A pilot may fly in a manned mode one day, in a remote mode the next day, and autonomously on still another. Moreover, the human pilot may choose to let ALIAS fly for one hour and intervene manually in the next. ALIAS-like systems might even allow the pilot to sleep on long flights, provided one can demonstrate the machine’s ability to handle the aircraft in an emergency for long enough to wake up the pilot, inform him or her of the situation, and enable him or her to intervene as necessary.
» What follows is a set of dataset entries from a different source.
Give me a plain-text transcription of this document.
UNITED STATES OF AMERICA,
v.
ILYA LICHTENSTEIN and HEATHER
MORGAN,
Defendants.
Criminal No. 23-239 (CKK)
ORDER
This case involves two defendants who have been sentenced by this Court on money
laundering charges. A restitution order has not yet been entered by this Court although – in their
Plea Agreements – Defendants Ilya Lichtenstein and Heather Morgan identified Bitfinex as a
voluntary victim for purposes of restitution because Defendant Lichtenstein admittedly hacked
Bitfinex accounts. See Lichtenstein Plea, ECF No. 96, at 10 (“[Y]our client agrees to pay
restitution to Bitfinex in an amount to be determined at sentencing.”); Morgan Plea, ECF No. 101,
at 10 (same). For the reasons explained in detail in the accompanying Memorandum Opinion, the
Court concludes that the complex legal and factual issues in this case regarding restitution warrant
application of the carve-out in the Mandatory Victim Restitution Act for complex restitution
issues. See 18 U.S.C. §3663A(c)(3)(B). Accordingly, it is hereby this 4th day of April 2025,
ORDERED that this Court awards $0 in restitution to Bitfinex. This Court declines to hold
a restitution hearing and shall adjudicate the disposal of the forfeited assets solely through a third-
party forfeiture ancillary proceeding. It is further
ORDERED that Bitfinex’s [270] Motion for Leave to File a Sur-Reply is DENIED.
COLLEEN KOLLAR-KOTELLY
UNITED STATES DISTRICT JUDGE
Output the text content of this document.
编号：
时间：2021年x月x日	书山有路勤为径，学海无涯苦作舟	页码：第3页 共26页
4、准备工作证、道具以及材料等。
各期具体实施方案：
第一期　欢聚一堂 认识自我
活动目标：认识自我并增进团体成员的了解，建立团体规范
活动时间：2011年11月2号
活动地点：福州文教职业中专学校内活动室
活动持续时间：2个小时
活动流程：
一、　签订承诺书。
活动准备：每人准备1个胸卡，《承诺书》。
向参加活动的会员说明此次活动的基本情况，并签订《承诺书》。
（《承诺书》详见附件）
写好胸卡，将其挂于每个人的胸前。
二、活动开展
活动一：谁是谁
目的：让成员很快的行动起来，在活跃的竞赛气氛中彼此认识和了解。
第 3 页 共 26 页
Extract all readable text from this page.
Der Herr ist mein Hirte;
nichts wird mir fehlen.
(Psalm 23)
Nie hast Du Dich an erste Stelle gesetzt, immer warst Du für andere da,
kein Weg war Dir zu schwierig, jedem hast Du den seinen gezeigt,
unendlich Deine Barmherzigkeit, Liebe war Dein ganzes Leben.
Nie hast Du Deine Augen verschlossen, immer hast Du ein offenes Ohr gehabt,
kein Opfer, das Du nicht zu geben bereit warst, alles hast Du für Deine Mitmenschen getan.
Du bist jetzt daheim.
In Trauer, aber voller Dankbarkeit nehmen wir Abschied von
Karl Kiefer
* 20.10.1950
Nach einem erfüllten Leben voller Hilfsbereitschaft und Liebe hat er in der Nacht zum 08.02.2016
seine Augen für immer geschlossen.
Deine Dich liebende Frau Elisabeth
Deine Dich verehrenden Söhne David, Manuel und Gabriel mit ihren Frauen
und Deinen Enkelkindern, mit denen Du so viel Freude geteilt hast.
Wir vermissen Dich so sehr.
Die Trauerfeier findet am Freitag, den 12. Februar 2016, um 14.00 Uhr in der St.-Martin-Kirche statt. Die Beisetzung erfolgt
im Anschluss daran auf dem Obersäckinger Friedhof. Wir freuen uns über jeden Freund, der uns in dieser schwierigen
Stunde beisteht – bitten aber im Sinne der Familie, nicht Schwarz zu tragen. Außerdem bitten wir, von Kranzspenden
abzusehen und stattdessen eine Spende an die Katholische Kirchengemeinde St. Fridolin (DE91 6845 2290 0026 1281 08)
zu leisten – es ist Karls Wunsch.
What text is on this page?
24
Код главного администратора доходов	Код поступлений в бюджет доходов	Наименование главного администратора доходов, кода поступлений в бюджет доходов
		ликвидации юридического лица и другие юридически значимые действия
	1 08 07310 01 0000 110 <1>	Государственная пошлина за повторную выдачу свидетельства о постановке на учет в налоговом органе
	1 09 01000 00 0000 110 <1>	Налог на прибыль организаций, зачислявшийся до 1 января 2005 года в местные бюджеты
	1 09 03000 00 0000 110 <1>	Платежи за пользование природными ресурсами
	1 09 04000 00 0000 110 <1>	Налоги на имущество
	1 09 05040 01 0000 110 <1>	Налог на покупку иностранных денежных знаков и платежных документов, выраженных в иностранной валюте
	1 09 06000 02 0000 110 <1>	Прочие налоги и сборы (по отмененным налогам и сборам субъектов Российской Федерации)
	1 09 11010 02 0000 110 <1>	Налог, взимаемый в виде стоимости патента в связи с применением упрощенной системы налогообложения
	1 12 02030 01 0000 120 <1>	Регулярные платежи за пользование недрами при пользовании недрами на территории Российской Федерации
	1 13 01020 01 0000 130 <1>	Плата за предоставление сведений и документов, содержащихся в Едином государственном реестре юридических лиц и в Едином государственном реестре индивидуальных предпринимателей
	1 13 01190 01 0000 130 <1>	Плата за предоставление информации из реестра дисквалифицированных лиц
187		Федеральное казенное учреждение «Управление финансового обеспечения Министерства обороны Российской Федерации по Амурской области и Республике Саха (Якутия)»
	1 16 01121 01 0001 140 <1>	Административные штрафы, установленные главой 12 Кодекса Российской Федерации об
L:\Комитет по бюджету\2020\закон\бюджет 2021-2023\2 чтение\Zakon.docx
Allowing the pilot to nap is proven to reduce fatigue and improve performance, but will require us to revise our notion of the pilot as the heroic, always-on, fully attentive operator to that of an extremely capable human with cognitive and physiological limits.
ALIAS is high-risk and filled with uncertainty, as all DARPA programs are, and it is unclear whether (and how) it might eventually be useful. But as a research program, a kind of advanced thought experiment, it makes explicit what we have been learning for decades: far from a linear progression from human to remote to autonomous aircraft, what we are seeing is a convergence. Human, remote, and autonomous are evolving together, blurring their boundaries.
Autonomy in the Human World
The idea of autonomy denies that we are born into a world that existed prior to us. It posits an essential aloneness; an autonomous being is free in the sense that a being severed from all others is free. To regard oneself this way is to betray the natural debts we owe the world, and commit the moral error of ingratitude. For in fact, we are basically dependent beings, one upon the other, and each on a world that is not of our own making.